The Curious Case of Analogies: Investigating Analogical Reasoning in Large Language Models

TL;DR

The paper investigates whether large language models encode and apply high level relational concepts using proportional and story analogies. It employs mechanistic interpretability tools such as attention knockout, Patchscopes, and linear probing, along with a new Mutual Alignment Score metric, to reveal where relational information is stored and how it is propagated.
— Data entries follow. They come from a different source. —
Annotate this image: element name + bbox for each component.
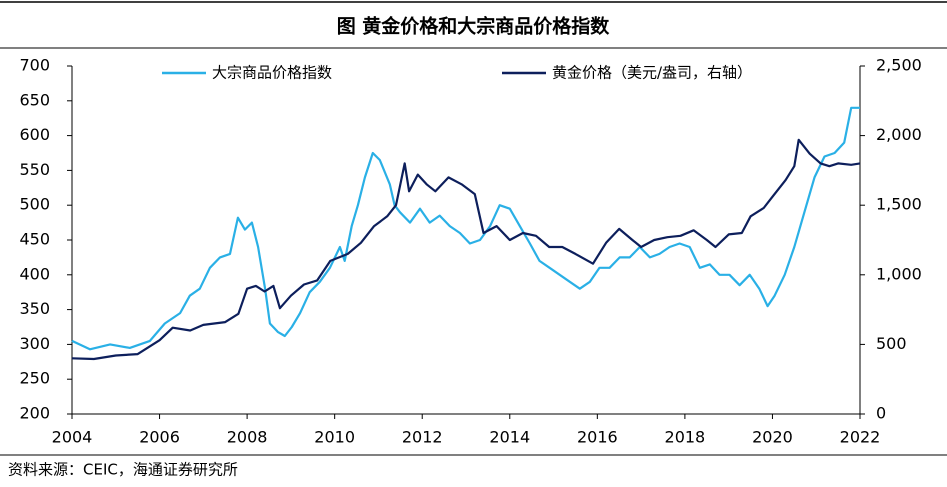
chart-title: 图 黄金价格和大宗商品价格指数 (337, 15, 611, 38)
y2-tick-label: 2,000 (876, 125, 922, 144)
y2-tick-label: 1,500 (876, 195, 922, 214)
x-tick-label: 2010 (314, 428, 355, 447)
y-tick-label: 550 (19, 160, 50, 179)
y-tick-label: 250 (19, 369, 50, 388)
x-tick-label: 2018 (665, 428, 706, 447)
legend-label: 黄金价格（美元/盎司，右轴） (552, 64, 752, 82)
legend-label: 大宗商品价格指数 (212, 64, 332, 82)
y2-tick-label: 1,000 (876, 264, 922, 283)
x-tick-label: 2004 (52, 428, 93, 447)
y2-tick-label: 2,500 (876, 56, 922, 75)
y-tick-label: 350 (19, 299, 50, 318)
x-tick-label: 2014 (489, 428, 530, 447)
x-tick-label: 2012 (402, 428, 443, 447)
x-tick-label: 2016 (577, 428, 618, 447)
y-tick-label: 650 (19, 90, 50, 109)
source: 资料来源：CEIC，海通证券研究所 (8, 461, 238, 479)
x-tick-label: 2022 (840, 428, 881, 447)
x-tick-label: 2006 (139, 428, 180, 447)
x-tick-label: 2008 (227, 428, 268, 447)
x-tick-label: 2020 (752, 428, 793, 447)
y-tick-label: 500 (19, 195, 50, 214)
y-tick-label: 700 (19, 56, 50, 75)
y-tick-label: 600 (19, 125, 50, 144)
y2-tick-label: 500 (876, 334, 907, 353)
series-line (71, 106, 860, 351)
y-tick-label: 450 (19, 230, 50, 249)
y-tick-label: 400 (19, 264, 50, 283)
y-tick-label: 200 (19, 404, 50, 423)
y-tick-label: 300 (19, 334, 50, 353)
y2-tick-label: 0 (876, 404, 886, 423)
series-line (71, 138, 861, 361)
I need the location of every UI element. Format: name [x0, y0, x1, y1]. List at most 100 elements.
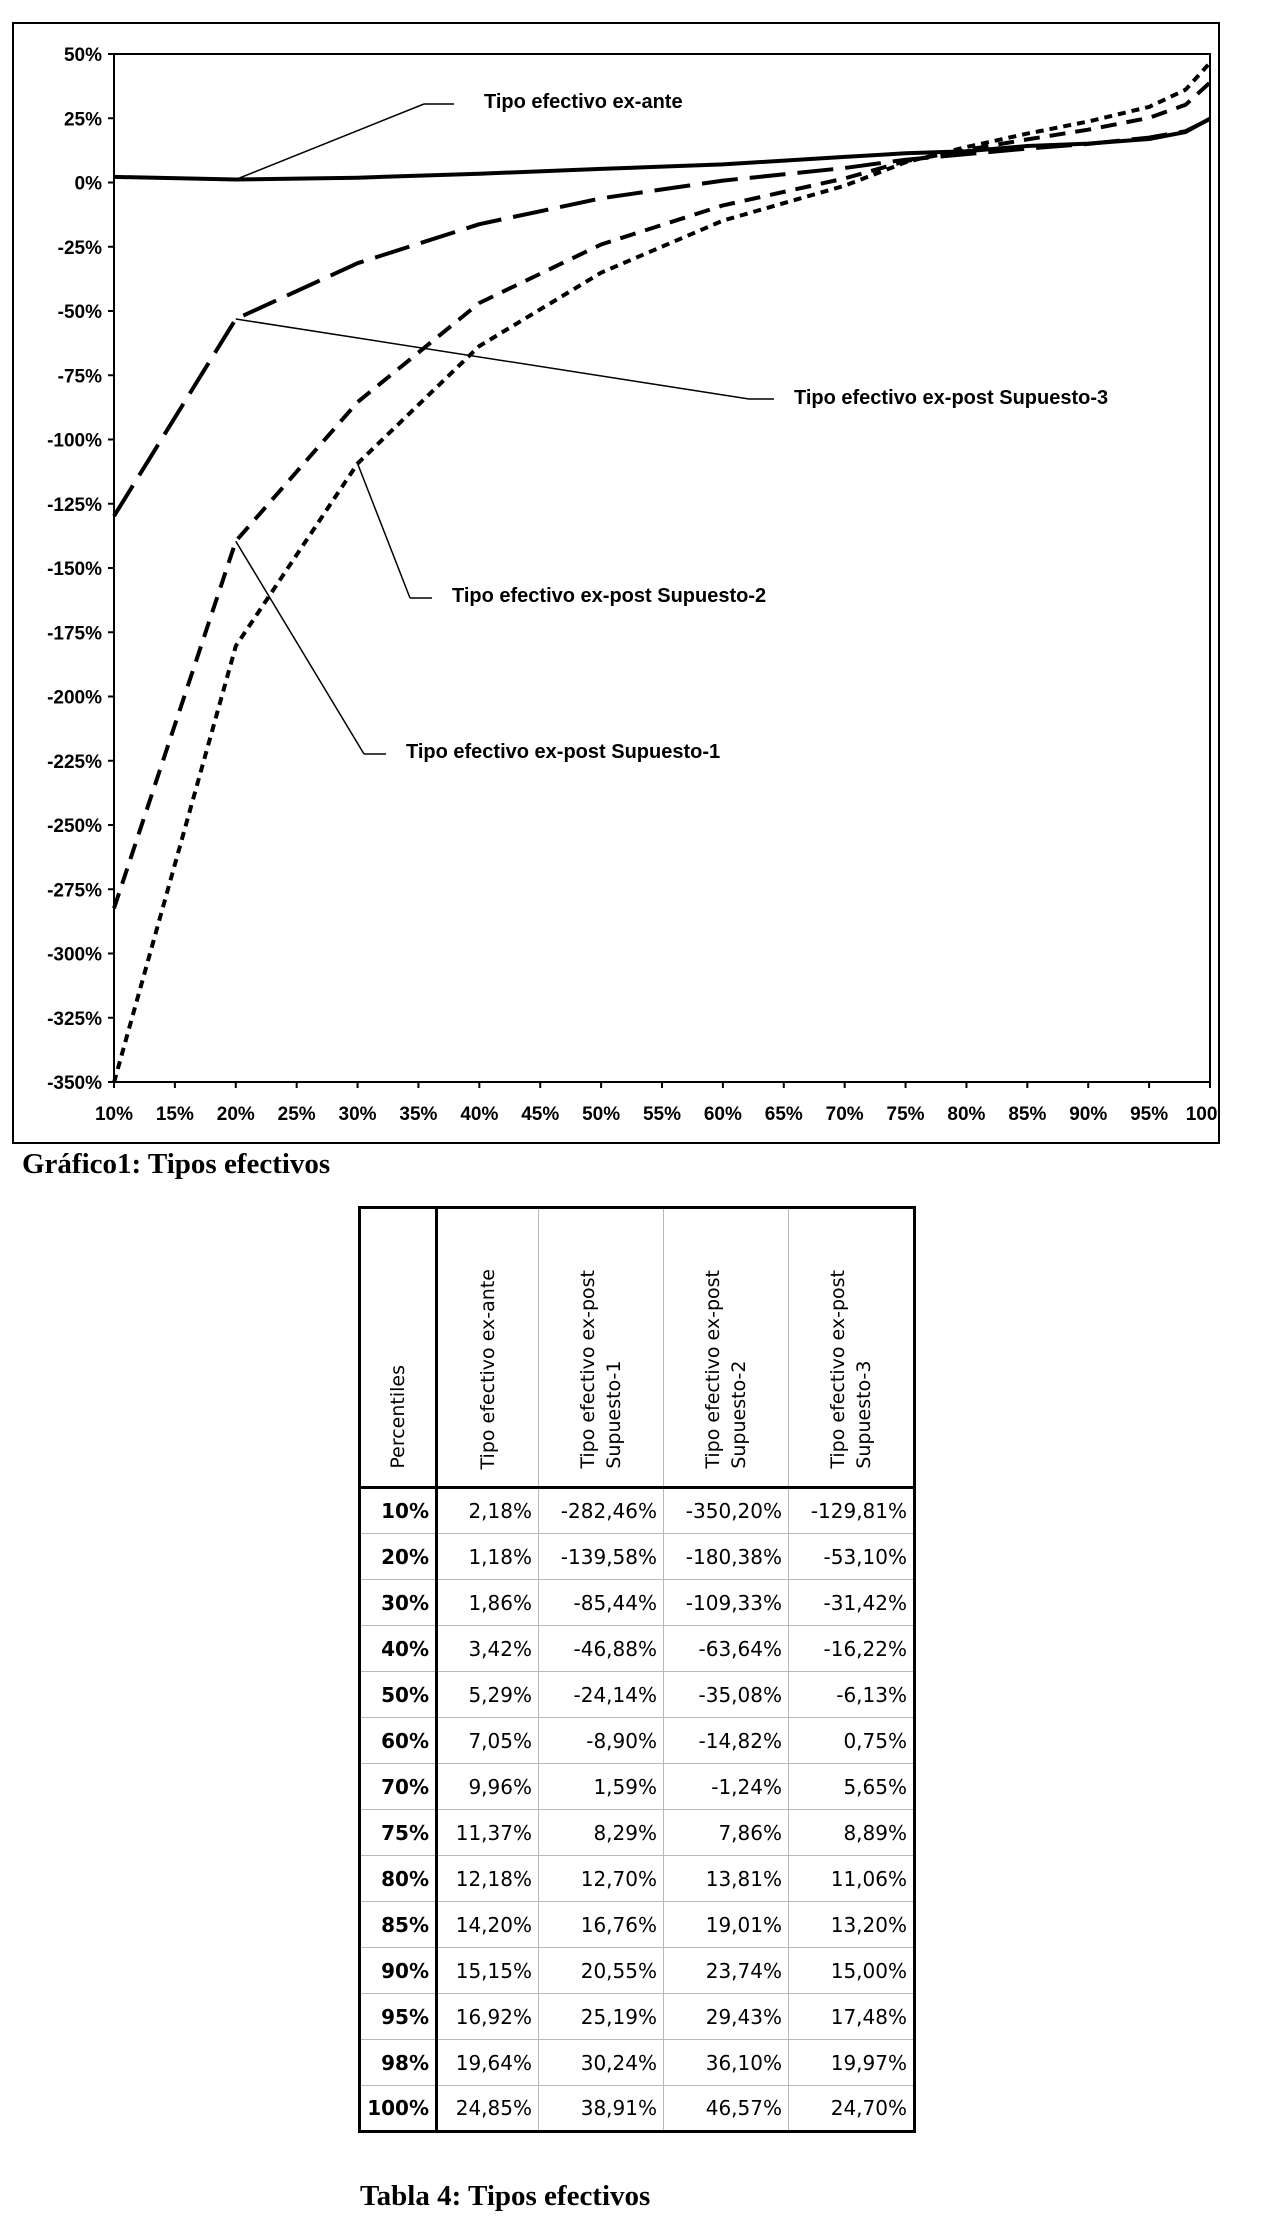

Key findings include that relational information is encoded in mid upper layers and that transferring this information to downstream positions is a bottleneck, though targeted interventions can recover a substantial fraction of correct behavior; structural alignment between source and target narratives also predicts success. The work highlights both parallels with human relational reasoning and gaps in transfer and alignment, providing a roadmap for improving analogical reasoning in LLMs with targeted internal interventions and representation steering.

Abstract

Analogical reasoning is at the core of human cognition, serving as an important foundation for a variety of intellectual activities. While prior work has shown that LLMs can represent task patterns and surface-level concepts, it remains unclear whether these models can encode high-level relational concepts and apply them to novel situations through structured comparisons. In this work, we explore this fundamental aspect using proportional and story analogies, and identify three key findings. First, LLMs effectively encode the underlying relationships between analogous entities; both attributive and relational information propagate through mid-upper layers in correct cases, whereas reasoning failures reflect missing relational information within these layers. Second, unlike humans, LLMs often struggle not only when relational information is missing, but also when attempting to apply it to new entities. In such cases, strategically patching hidden representations at critical token positions can facilitate information transfer to a certain extent. Lastly, successful analogical reasoning in LLMs is marked by strong structural alignment between analogous situations, whereas failures often reflect degraded or misplaced alignment. Overall, our findings reveal that LLMs exhibit emerging but limited capabilities in encoding and applying high-level relational concepts, highlighting both parallels and gaps with human cognition.

Figures (13)

• Figure 1: An overview of the mechanism behind analogical reasoning in LLMs. (A) LLMs effectively encode relational information and apply it during correct analogical reasoning, but applying the relation often remains as much a bottleneck as encoding it. (B) Identifying analogous situations is strongly associated with structural alignment, which we quantify using the Mutual Alignment Score (MAS).
• Figure 2: Results of applying attention knockout to different positions on Qwen2.5-14B. Mid-upper layers of $e_2$ and $e_3$ are critical for answer resolution in both correct and incorrect cases. In incorrect cases, information from the link strongly influences model output, suggesting that the link may contribute to reasoning failures.
• Figure 3: Proportion of cases where relational or attributive information is successfully decoded using Patchscopes. Attributive information persists across mid-upper layers regardless of correctness, while relational information shows a sharp decline in incorrect cases. This underscores the critical role of relational information in accurate answer resolution.
• Figure 4: Linear probe accuracy across layers. High accuracy in the middle layers indicates the internal representation of analogical structure in these regions.
• Figure 5: Relative Mutual Alignment Score (MAS) across layers, computed as the difference between the MAS of source-target pairs and source-distractor pairs.